Ils sont 70 recrus pour le basic training du 6 Octobre!
Seulement 4 téléphone, donc a chacun son tour...
Ils ont recus leur équipement, donc une gang de petit stroump vert!

Il a aussi réussi son test d'entrainement physique  

a+
Racoon


----------



## RationPack (9 Oct 2008)

Bonjour les filles

Concernant le PT d'évaluation du début QMB, tant mieux si il a réussie, ça veut donc dire que même si il ne réussie pas celui de la fin il réussira sa formation quand même...

En passant, il commencera des cours de toutes sortes, au début c'est beaucoup de théorie sur plusieurs sujet..Si il échoue les examens, il a droit a deux reprise par examen.
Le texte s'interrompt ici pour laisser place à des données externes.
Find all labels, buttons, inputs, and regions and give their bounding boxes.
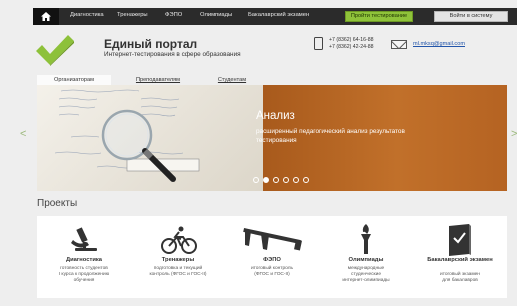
slide-title: Анализ xyxy=(256,110,295,122)
slider-dot[interactable] xyxy=(253,177,259,183)
project-trainers[interactable]: Тренажеры подготовка и текущий контроль … xyxy=(131,216,225,298)
slide-text-line2: тестирования xyxy=(256,137,297,144)
slide-text-line1: расширенный педагогический анализ резуль… xyxy=(256,128,405,135)
tab-students[interactable]: Студентам xyxy=(204,75,260,85)
cyclist-icon xyxy=(161,226,197,254)
home-icon xyxy=(41,12,51,21)
phone-number-2: +7 (8362) 42-24-88 xyxy=(329,44,374,50)
portal-title: Единый портал xyxy=(104,37,198,51)
home-button[interactable] xyxy=(33,8,59,25)
project-desc-line: контроль (ФГОС и ГОС-II) xyxy=(149,272,207,277)
nav-fepo[interactable]: ФЭПО xyxy=(165,12,182,18)
slide-image xyxy=(37,85,263,191)
slider-dot[interactable] xyxy=(273,177,279,183)
nav-trainers[interactable]: Тренажеры xyxy=(117,12,148,18)
book-icon xyxy=(449,224,471,256)
prev-slide-arrow-icon[interactable]: < xyxy=(20,128,26,140)
microscope-icon xyxy=(71,227,97,251)
projects-heading: Проекты xyxy=(37,198,78,209)
slide-background xyxy=(263,85,507,191)
nav-bachelor-exam[interactable]: Бакалаврский экзамен xyxy=(248,12,309,18)
project-title: Диагностика xyxy=(65,257,103,263)
project-title: ФЭПО xyxy=(263,257,281,263)
project-title: Тренажеры xyxy=(161,257,195,263)
project-desc-line: интернет-олимпиады xyxy=(342,278,390,283)
portal-subtitle: Интернет-тестирования в сфере образовани… xyxy=(104,51,241,58)
email-link[interactable]: ml.mksq@gmail.com xyxy=(413,41,465,47)
project-diagnostics[interactable]: Диагностика готовность студентов I курса… xyxy=(37,216,131,298)
project-fepo[interactable]: ФЭПО итоговый контроль (ФГОС и ГОС-II) xyxy=(225,216,319,298)
torch-icon xyxy=(361,224,371,254)
top-nav: Диагностика Тренажеры ФЭПО Олимпиады Бак… xyxy=(33,8,517,25)
slider-dot[interactable] xyxy=(283,177,289,183)
slider-dot[interactable] xyxy=(303,177,309,183)
project-title: Олимпиады xyxy=(348,257,384,263)
tab-teachers[interactable]: Преподавателям xyxy=(120,75,196,85)
nav-olympiads[interactable]: Олимпиады xyxy=(200,12,232,18)
start-test-button[interactable]: Пройти тестирование xyxy=(345,11,413,22)
mail-icon xyxy=(391,40,407,49)
project-bachelor-exam[interactable]: Бакалаврский экзамен итоговый экзамен дл… xyxy=(413,216,507,298)
next-slide-arrow-icon[interactable]: > xyxy=(511,128,517,140)
caliper-icon xyxy=(243,228,302,251)
tab-organizers[interactable]: Организаторам xyxy=(37,75,111,85)
phone-number-1: +7 (8362) 64-16-88 xyxy=(329,37,374,43)
project-olympiads[interactable]: Олимпиады международные студенческие инт… xyxy=(319,216,413,298)
project-desc-line: обучения xyxy=(73,278,95,283)
nav-diagnostics[interactable]: Диагностика xyxy=(70,12,104,18)
project-title: Бакалаврский экзамен xyxy=(427,257,493,263)
checkmark-logo-icon xyxy=(36,35,74,66)
slider-dot[interactable] xyxy=(263,177,269,183)
project-desc-line: для бакалавров xyxy=(442,278,478,283)
login-button[interactable]: Войти в систему xyxy=(434,11,508,22)
project-desc-line: (ФГОС и ГОС-II) xyxy=(254,272,290,277)
slider-dot[interactable] xyxy=(293,177,299,183)
phone-icon xyxy=(314,37,323,50)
Parcontre sur toute la QMB il a droit a 3 maximum 4 reprises d'examen et ce même si il a réussie les fameuses reprises. Sinon, il sera reclassé en arrière des autres. C'est à dire si il est en semaine 4 alors il pourrait se retrouver en semaine 2...Bon! J'avoue que ça ralonge la QMB, mais il reste qu'il est toujours payé durant ce temps là...Mais ne quitte pas la base.
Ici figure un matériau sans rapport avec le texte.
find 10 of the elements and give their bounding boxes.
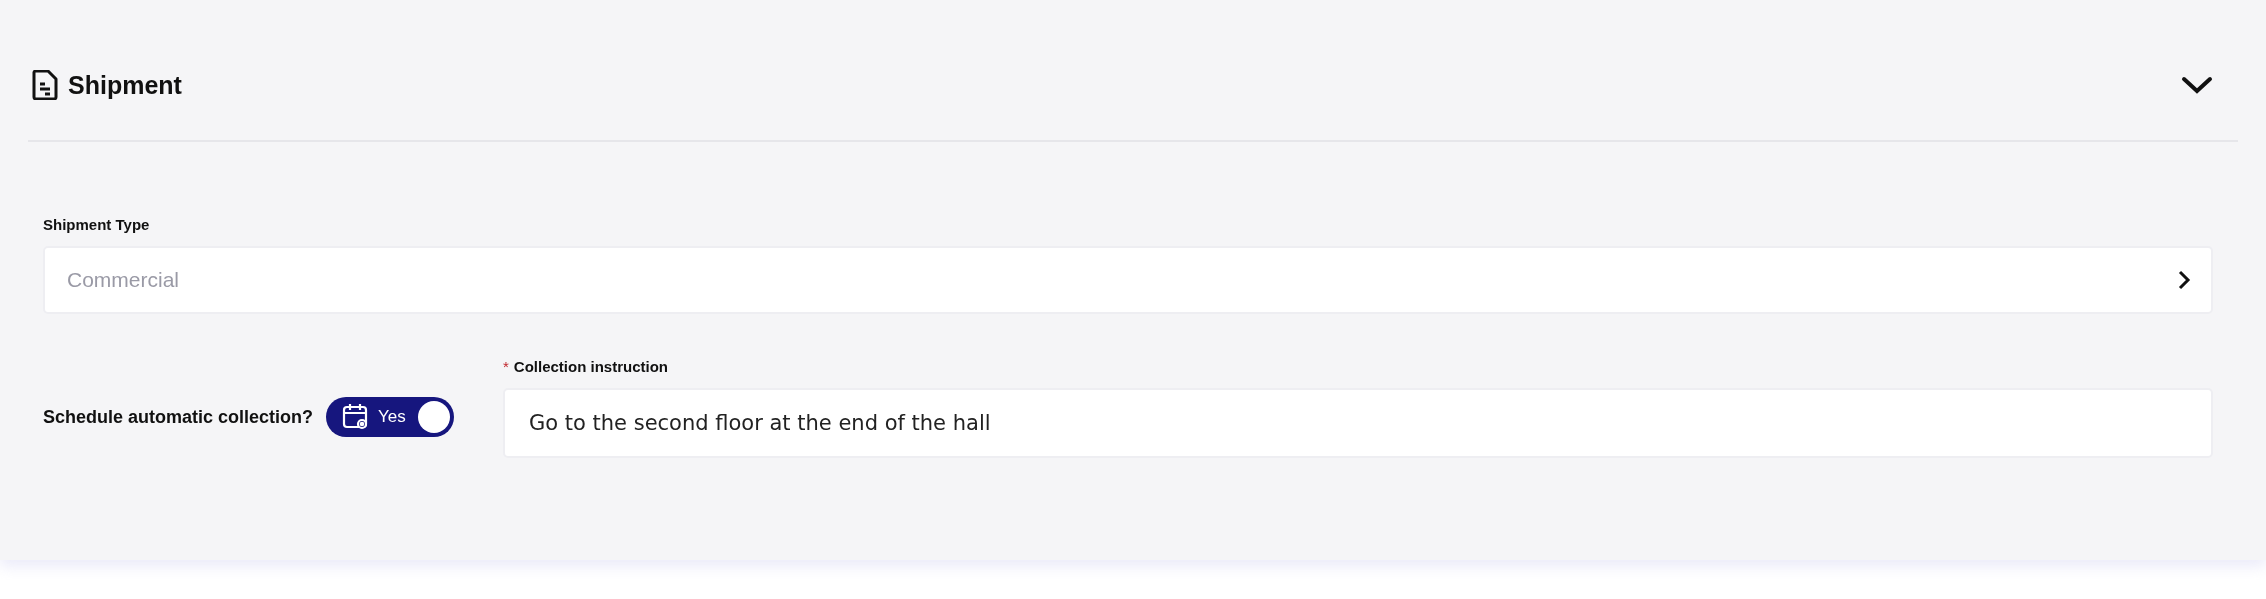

Leur première sortie se fait lorsque le vendredi de la remise du chiffre 4. Parcontre une autre petite surprise peut l'attendre. Si il est Firepicket. C'est à dire! IL sera de garde une journée, un soir, ou une nuit ou plus ... 

Ce qu'il faut se dire durant que son amoureux est là, c'est qu'il n'y a rien de certain en ce qui attrait à leur fin de semaine de sortie, ils savent tous à la dernière minute si ils sortent ou pas..

Question de jouer avec leurs nerfs un peu et les nôtres..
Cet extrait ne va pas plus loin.